Victims are sometimes “housed” in hotels and are often subjected to violence within hotel rooms. There are even instances where traffickers/pimps have used hotels as their base operations. Hotels and motels have also been used to exploit Texas youth for labor via travelling sales crews, a form of labor trafficking that exploits vulnerable youth such as homeless youth, to sell wares never seeing pay or profit, staying at motels along their routes.

Labor trafficking also occurs within the hotel and hospitality industry itself. Potential victims of labor trafficking can work as front-of-house staff, food service workers, and most frequently, in housekeeping.

Furthermore, in Houston, with just under 560 hotels, Police conducted 269 operations at 116 locations over 4 years. This demonstrates a need for additional regulation that empowers employees to be trained with consistency on both sex and labor trafficking to fill the gaps in law enforcement capacity to combat this heinous crime.

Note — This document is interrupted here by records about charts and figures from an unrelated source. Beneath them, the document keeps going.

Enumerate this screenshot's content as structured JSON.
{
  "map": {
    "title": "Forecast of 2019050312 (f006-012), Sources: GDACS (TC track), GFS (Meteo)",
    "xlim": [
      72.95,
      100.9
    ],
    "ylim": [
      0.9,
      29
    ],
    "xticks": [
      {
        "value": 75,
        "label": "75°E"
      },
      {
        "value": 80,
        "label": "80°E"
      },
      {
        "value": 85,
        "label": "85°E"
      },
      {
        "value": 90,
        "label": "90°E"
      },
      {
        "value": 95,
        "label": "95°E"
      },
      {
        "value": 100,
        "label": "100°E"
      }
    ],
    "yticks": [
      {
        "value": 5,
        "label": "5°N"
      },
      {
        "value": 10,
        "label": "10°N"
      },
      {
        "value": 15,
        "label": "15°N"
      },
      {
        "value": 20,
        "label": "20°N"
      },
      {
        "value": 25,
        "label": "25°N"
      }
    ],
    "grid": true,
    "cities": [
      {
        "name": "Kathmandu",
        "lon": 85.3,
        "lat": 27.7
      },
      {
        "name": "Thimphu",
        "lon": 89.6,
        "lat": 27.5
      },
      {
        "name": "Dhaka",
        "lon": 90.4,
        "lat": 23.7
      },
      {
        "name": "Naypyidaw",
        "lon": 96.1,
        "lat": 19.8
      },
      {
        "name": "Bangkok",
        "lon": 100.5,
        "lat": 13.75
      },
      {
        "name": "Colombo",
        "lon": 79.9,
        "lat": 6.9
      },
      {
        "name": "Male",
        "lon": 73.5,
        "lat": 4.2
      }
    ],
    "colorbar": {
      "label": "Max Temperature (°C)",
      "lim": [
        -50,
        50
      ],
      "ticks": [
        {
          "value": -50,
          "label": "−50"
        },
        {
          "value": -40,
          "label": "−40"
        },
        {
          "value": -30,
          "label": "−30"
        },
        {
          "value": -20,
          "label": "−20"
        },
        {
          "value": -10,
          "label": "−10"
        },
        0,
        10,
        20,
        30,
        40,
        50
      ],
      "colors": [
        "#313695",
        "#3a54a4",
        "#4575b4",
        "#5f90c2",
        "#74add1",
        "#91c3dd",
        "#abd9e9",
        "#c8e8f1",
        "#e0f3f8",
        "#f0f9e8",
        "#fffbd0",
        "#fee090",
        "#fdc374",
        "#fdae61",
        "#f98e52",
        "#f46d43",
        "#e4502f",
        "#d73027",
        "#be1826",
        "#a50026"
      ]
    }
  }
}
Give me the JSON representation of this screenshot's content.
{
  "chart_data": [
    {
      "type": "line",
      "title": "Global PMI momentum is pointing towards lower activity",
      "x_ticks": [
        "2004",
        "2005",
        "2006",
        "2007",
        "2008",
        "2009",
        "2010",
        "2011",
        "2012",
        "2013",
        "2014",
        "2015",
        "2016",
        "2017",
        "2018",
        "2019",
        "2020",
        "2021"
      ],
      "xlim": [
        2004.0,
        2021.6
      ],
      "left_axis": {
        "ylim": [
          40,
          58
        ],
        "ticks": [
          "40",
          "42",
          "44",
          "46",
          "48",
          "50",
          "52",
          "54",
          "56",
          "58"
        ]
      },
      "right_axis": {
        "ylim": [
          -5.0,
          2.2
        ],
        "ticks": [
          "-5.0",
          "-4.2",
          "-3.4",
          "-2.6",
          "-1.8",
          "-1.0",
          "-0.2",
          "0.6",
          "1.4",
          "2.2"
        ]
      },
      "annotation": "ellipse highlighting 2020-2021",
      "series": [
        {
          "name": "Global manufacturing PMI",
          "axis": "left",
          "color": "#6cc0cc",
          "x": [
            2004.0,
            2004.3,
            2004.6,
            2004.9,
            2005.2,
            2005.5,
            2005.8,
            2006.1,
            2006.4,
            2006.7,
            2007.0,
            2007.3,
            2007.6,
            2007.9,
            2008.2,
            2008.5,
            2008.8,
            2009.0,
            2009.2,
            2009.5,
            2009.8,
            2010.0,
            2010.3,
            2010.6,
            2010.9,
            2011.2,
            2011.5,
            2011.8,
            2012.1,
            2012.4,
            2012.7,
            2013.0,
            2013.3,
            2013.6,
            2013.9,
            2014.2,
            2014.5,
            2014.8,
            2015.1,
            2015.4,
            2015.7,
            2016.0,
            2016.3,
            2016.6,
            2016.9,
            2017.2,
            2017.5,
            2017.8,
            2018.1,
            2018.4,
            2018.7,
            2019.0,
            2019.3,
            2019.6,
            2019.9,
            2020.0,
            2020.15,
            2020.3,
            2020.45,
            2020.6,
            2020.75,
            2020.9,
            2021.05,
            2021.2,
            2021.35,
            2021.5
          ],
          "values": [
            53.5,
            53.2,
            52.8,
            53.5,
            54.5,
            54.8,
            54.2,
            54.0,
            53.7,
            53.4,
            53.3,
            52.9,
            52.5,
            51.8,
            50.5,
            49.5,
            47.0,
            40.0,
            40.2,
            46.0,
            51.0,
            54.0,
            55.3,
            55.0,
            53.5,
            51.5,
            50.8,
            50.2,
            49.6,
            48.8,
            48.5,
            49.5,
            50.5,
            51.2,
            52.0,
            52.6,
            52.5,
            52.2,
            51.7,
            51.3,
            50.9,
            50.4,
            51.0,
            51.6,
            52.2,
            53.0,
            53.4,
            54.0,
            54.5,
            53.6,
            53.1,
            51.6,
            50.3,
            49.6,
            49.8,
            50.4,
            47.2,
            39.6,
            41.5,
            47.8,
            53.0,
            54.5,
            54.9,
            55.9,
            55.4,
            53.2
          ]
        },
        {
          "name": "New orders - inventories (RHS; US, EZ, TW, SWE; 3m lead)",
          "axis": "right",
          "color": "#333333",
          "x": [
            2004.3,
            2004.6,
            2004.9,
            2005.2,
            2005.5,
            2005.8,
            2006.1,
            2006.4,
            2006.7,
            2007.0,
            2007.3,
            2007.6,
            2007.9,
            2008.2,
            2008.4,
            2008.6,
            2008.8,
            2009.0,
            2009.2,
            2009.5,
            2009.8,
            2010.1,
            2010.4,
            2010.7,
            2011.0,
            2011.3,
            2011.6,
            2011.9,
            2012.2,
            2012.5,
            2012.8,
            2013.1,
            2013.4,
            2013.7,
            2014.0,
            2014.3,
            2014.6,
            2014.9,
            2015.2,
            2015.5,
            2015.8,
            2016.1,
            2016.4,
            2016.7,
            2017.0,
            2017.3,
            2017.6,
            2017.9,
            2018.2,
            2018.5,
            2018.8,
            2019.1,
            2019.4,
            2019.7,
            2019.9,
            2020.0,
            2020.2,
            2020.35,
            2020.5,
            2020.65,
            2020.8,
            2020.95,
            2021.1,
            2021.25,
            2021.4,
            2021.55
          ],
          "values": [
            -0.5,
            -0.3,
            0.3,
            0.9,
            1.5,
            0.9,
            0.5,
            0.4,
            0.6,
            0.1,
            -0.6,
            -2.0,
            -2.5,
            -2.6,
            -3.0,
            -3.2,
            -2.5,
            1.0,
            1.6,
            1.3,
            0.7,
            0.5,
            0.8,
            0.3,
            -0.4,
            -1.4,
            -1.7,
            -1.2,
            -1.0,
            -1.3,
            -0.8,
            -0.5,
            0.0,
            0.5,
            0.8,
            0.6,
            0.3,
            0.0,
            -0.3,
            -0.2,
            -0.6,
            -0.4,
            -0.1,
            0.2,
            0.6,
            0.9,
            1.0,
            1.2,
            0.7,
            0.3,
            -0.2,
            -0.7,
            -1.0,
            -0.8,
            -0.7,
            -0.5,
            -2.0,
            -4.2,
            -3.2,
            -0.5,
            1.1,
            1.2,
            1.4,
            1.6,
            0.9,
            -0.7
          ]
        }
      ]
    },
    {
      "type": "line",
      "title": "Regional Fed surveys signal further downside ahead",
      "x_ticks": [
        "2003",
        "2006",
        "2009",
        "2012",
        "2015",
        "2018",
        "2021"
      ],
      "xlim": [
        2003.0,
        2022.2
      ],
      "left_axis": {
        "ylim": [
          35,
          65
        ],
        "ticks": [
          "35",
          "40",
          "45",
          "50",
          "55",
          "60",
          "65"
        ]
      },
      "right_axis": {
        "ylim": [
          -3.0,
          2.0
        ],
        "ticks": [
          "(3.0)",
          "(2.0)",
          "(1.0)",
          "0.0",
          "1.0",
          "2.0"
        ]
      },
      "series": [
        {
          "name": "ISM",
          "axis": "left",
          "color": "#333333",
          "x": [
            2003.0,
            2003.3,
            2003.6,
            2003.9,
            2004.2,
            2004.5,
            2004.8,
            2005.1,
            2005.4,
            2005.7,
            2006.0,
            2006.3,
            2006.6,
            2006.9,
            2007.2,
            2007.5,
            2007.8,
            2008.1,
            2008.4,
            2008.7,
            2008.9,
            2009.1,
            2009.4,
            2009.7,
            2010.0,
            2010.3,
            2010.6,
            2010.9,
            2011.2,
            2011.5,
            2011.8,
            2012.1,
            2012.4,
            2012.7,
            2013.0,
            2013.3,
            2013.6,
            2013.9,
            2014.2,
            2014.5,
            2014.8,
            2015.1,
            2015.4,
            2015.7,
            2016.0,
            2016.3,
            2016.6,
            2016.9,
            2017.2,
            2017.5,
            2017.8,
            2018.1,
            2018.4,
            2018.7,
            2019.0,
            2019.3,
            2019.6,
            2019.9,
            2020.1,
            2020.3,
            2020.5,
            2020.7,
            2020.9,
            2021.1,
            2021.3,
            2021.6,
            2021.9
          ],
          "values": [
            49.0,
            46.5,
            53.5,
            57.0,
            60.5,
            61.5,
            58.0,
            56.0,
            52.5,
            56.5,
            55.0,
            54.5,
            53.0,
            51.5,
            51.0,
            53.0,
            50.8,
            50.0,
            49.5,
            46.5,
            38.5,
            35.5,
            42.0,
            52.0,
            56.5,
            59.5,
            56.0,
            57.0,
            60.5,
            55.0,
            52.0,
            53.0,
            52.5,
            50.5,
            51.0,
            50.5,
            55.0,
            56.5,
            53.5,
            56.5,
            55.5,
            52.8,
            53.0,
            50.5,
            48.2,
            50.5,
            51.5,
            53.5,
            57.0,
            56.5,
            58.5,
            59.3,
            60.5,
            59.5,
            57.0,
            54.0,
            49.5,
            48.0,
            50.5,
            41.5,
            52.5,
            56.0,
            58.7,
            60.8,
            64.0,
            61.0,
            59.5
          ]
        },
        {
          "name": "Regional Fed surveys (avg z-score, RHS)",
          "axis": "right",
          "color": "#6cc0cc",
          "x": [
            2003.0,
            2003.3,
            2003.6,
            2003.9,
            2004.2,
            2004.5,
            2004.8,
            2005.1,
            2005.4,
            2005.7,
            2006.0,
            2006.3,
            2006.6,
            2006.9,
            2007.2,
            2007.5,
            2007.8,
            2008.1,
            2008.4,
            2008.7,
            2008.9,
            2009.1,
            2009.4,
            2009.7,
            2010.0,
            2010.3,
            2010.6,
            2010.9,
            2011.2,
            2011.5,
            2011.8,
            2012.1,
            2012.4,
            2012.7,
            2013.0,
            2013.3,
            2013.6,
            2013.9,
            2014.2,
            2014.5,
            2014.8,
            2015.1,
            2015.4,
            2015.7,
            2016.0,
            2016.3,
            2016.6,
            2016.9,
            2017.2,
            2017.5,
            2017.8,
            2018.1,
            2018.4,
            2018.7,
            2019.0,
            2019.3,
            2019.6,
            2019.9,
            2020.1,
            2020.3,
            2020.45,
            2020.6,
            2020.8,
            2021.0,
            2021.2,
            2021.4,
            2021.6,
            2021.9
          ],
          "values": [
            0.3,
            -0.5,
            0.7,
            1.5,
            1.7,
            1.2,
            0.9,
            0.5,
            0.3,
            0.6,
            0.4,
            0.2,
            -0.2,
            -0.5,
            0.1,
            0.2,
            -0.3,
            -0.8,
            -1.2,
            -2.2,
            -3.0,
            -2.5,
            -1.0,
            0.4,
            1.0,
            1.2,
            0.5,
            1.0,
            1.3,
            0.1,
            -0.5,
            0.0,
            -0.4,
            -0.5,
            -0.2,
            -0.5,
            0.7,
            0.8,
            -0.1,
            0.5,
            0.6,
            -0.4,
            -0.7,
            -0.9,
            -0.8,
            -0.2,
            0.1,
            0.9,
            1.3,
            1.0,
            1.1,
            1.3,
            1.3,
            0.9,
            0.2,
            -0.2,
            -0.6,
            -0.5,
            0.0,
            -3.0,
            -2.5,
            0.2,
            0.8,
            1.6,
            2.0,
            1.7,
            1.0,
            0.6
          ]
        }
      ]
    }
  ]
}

House Bill 390 expands these regulations statewide:

  • Requires hotel operators to provide training to each employee (free training is available through the Texas Attorney General’s office in multiple languages)
  • Requires training records be kept and would have to be produced within 72 hours
  • Requires hoteliers to display signs in English and Spanish with indicators and a hotline number
  • Protects employees that do report from retaliation

Along with Representative Senfronia Thompson, Senator Huffman’s office has worked closely with the City of Houston on anti-human trafficking efforts on our ordinance.

The Senator added the following line to make sure Houston’s program was protected under House Bill 390: “If a municipal ordinance described by Subsection (a) conflicts with a provision of this chapter, the more stringent regulation controls to the extent of the conflict.”